WASHINGTON, March 2, 2010 -- Otis McDonald, 76, is afraid for his life in his crime-saturated Chicago neighborhood and he is asking the U.S. Supreme Court to overturn his city's strict ban on handguns in the home.
"In my home, this is the only time I worry," McDonald said. "There's more guns coming into this city than the police can take away from them. So if I've got a gun, and if others have guns in their homes to protect themselves, then that's one thing that police would have to worry about less."
For nearly 30 years, Chicago has banned possession of handguns and automatic weapons inside city limits, one of the most stringent gun laws in the country.
McDonald's appeal to the U.S. Supreme Court comes a year and a half after the Court stunned gun-control advocates in another case, declaring for the first time that the Constitution protects an individual's right to own a gun in his or her home.
But that ruling -- District of Columbia v. Heller -- struck down only the Washington, D.C., gun ban.
McDonald is asking the justices to have the Heller ruling applied in cities and states across the country.
"It makes me feel like the city cares more for the thugs than they do me, and I'm the one paying taxes," McDonald said of being barred from owning a gun in his own house.

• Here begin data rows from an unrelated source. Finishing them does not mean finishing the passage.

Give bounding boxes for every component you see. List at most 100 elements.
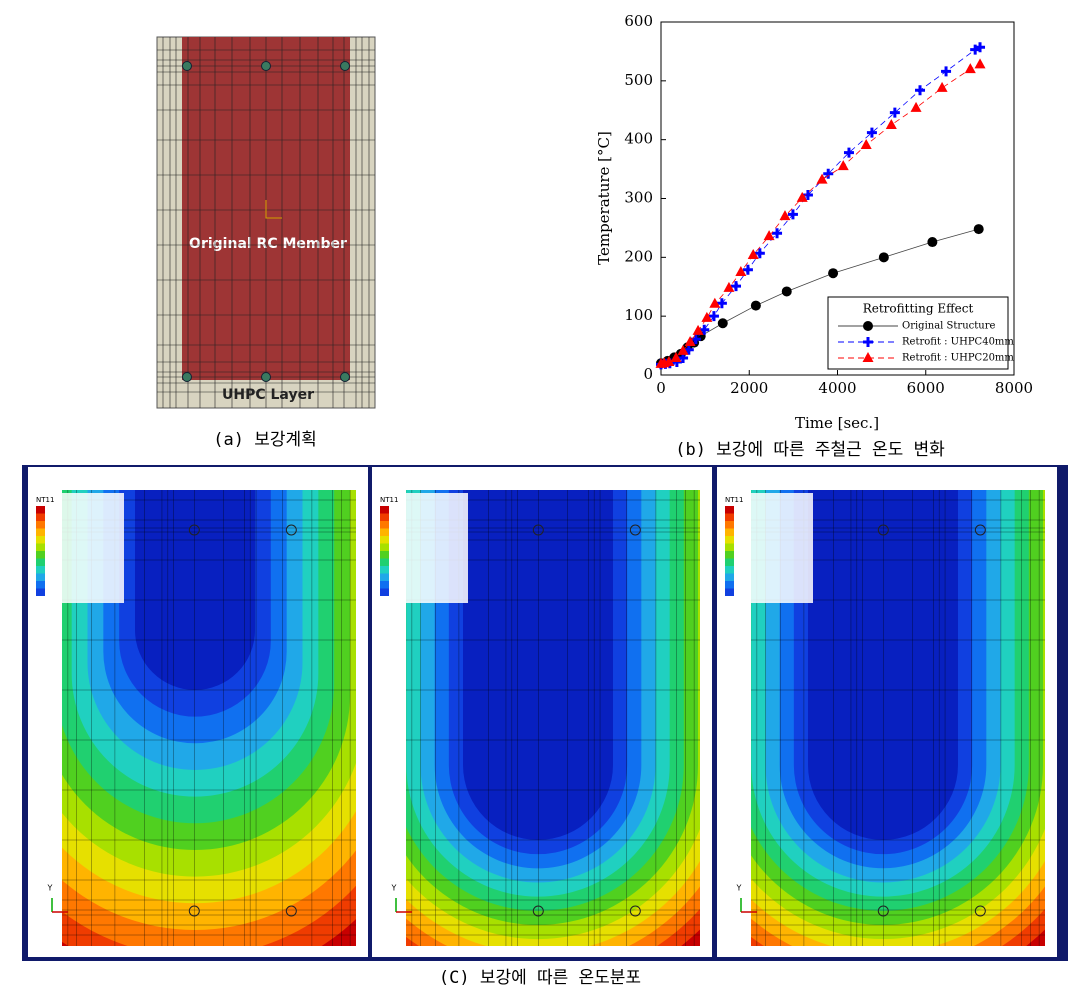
legend-label: Retrofit : UHPC40mm xyxy=(902,337,1014,348)
marker xyxy=(787,209,798,220)
caption: (C) 보강에 따른 온도분포 xyxy=(439,968,641,988)
legend-box xyxy=(376,493,468,603)
legend-swatch xyxy=(725,543,734,551)
legend-title: Retrofitting Effect xyxy=(863,302,974,316)
rebar xyxy=(629,524,641,536)
marker xyxy=(837,160,849,171)
marker xyxy=(663,356,675,367)
x-tick-label: 6000 xyxy=(907,379,945,397)
rebar xyxy=(532,905,544,917)
rebar xyxy=(629,905,641,917)
y-tick-label: 0 xyxy=(643,365,653,383)
contour xyxy=(406,490,700,946)
marker xyxy=(796,191,808,202)
rebar xyxy=(877,905,889,917)
legend-swatch xyxy=(36,573,45,581)
legend-swatch xyxy=(36,506,45,514)
legend-marker xyxy=(863,321,873,331)
legend-marker xyxy=(863,337,873,347)
marker xyxy=(716,298,727,309)
rebar xyxy=(285,524,297,536)
marker xyxy=(763,230,775,241)
legend-swatch xyxy=(725,513,734,521)
marker xyxy=(684,336,696,347)
legend-marker xyxy=(862,352,874,362)
legend-swatch xyxy=(36,566,45,574)
legend-swatch xyxy=(725,528,734,536)
marker xyxy=(735,266,747,277)
viewport-title: Viewport: 3 ODB: c:/Temp/NRF-HT-05.odb xyxy=(804,471,969,480)
rebar xyxy=(340,372,350,382)
y-tick-label: 200 xyxy=(624,247,653,265)
legend-swatch xyxy=(725,573,734,581)
y-tick-label: 300 xyxy=(624,189,653,207)
contour-band xyxy=(135,490,255,690)
legend-title: NT11 xyxy=(36,496,54,504)
y-tick-label: 600 xyxy=(624,12,653,30)
marker xyxy=(843,147,854,158)
legend-swatch xyxy=(380,536,389,544)
rebar xyxy=(974,524,986,536)
legend-swatch xyxy=(36,543,45,551)
x-tick-label: 0 xyxy=(656,379,666,397)
marker xyxy=(910,101,922,112)
viewport: Viewport: 3 ODB: c:/Temp/NRF-HT-05.odb NT… xyxy=(717,467,1057,957)
marker xyxy=(708,311,719,322)
legend-swatch xyxy=(380,551,389,559)
rebar xyxy=(182,61,192,71)
x-tick-label: 4000 xyxy=(818,379,856,397)
marker xyxy=(941,66,952,77)
legend-box xyxy=(827,296,1009,370)
marker xyxy=(670,351,682,362)
panel-b: Time [sec.] Temperature [°C] Retrofittin… xyxy=(595,12,1033,460)
legend-marker xyxy=(863,337,873,347)
marker xyxy=(692,324,704,335)
legend-swatch xyxy=(36,551,45,559)
axis-label: Y xyxy=(47,884,53,893)
rebar xyxy=(877,524,889,536)
legend-swatch xyxy=(380,513,389,521)
legend-swatch xyxy=(725,581,734,589)
rebar xyxy=(261,372,271,382)
legend-swatch xyxy=(36,536,45,544)
marker xyxy=(747,248,759,259)
rebar xyxy=(340,61,350,71)
y-axis-label: Temperature [°C] xyxy=(595,131,613,265)
marker xyxy=(750,300,761,311)
marker xyxy=(828,268,839,279)
marker xyxy=(975,42,986,53)
viewport: Viewport: 1 ODB: c:/Temp/NRF-HT-03.odb NT… xyxy=(28,467,368,957)
legend-box xyxy=(32,493,124,603)
marker xyxy=(802,189,813,200)
marker xyxy=(779,210,791,221)
marker xyxy=(723,281,735,292)
marker xyxy=(677,344,689,355)
contour-band xyxy=(808,490,958,840)
rebar xyxy=(188,524,200,536)
y-tick-label: 400 xyxy=(624,130,653,148)
label: Original RC Member xyxy=(189,236,347,252)
legend-swatch xyxy=(36,588,45,596)
rebar xyxy=(188,905,200,917)
marker xyxy=(754,248,765,259)
marker xyxy=(974,58,986,69)
marker xyxy=(823,168,834,179)
legend-swatch xyxy=(725,521,734,529)
panel-a: Original RC Member UHPC Layer (a) 보강계획 xyxy=(156,36,376,450)
rebar xyxy=(261,61,271,71)
x-tick-label: 8000 xyxy=(995,379,1033,397)
legend-box xyxy=(721,493,813,603)
marker xyxy=(731,281,742,292)
marker xyxy=(889,107,900,118)
legend-swatch xyxy=(725,506,734,514)
marker xyxy=(717,318,728,329)
label: UHPC Layer xyxy=(222,387,314,403)
axis-label: Y xyxy=(736,884,742,893)
caption: (a) 보강계획 xyxy=(213,430,317,450)
marker xyxy=(781,286,792,297)
legend-swatch xyxy=(725,566,734,574)
marker xyxy=(699,324,710,335)
contour-band xyxy=(463,490,613,840)
axis-triad xyxy=(265,200,282,219)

The National Rifle Association agrees. "The Heller case had only to do with federal enclaves," Wayne LaPierre, executive vice president of the National Rifle Association, said. "This has to do with whether the freedom applies to every American in every city and town all over our country."
In 1982, Chicago imposed the strict gun ordinance to help combat rampant gang and firearm violence that plagued the city.
In court papers, lawyers for the city of Chicago pointed out that 402 of the 412 firearm homicides occurred with the use of handguns in 2008.
"Handguns are used to kill in the United States more than all other weapons, firearms and otherwise, combined," Chicago Corporation Counsel Mara S. Georges wrote.
She argued that the Court should leave it up to the states and cities to regulate handguns.
"The genius of our federal system ordinarily leaves this type of social problem to be worked out by state and local governments, without a nationally imposed solution excluding one choice or the other," Georges wrote.
Does Chicago Case Threaten Other Gun Laws?
Gun-control advocates, having accepted a setback in Heller, are looking ahead, hoping that courts won't begin to chip away at gun restrictions.
"The Court made it very clear that the Second Amendment right [to own a gun] is not unlimited and that there can be restrictions on who gets guns, where they take guns, what kind of guns they get, and how they are carried," Paul Helmke of the Brady Center to Prevent Gun Violence said.
Helmke and other advocates say they were heartened by Justice Antonin Scalia's statement that the Court's ruling in Heller "should not be taken to cast doubt on long-standing prohibitions on the possession of firearms by felons and the mentally ill, or laws forbidding the carrying of firearms in sensitive places such as schools and government buildings, or laws imposing conditions and qualifications on the commercial sale of arms."
But McDonald is only looking as far as his own Morgan Park neighborhood and his ability to sleep well at night.
"I'm awakened all times of nights, with all kinds of noises," he said. "And, I say, well, you know they come in here, break the door open, I can't do nothing."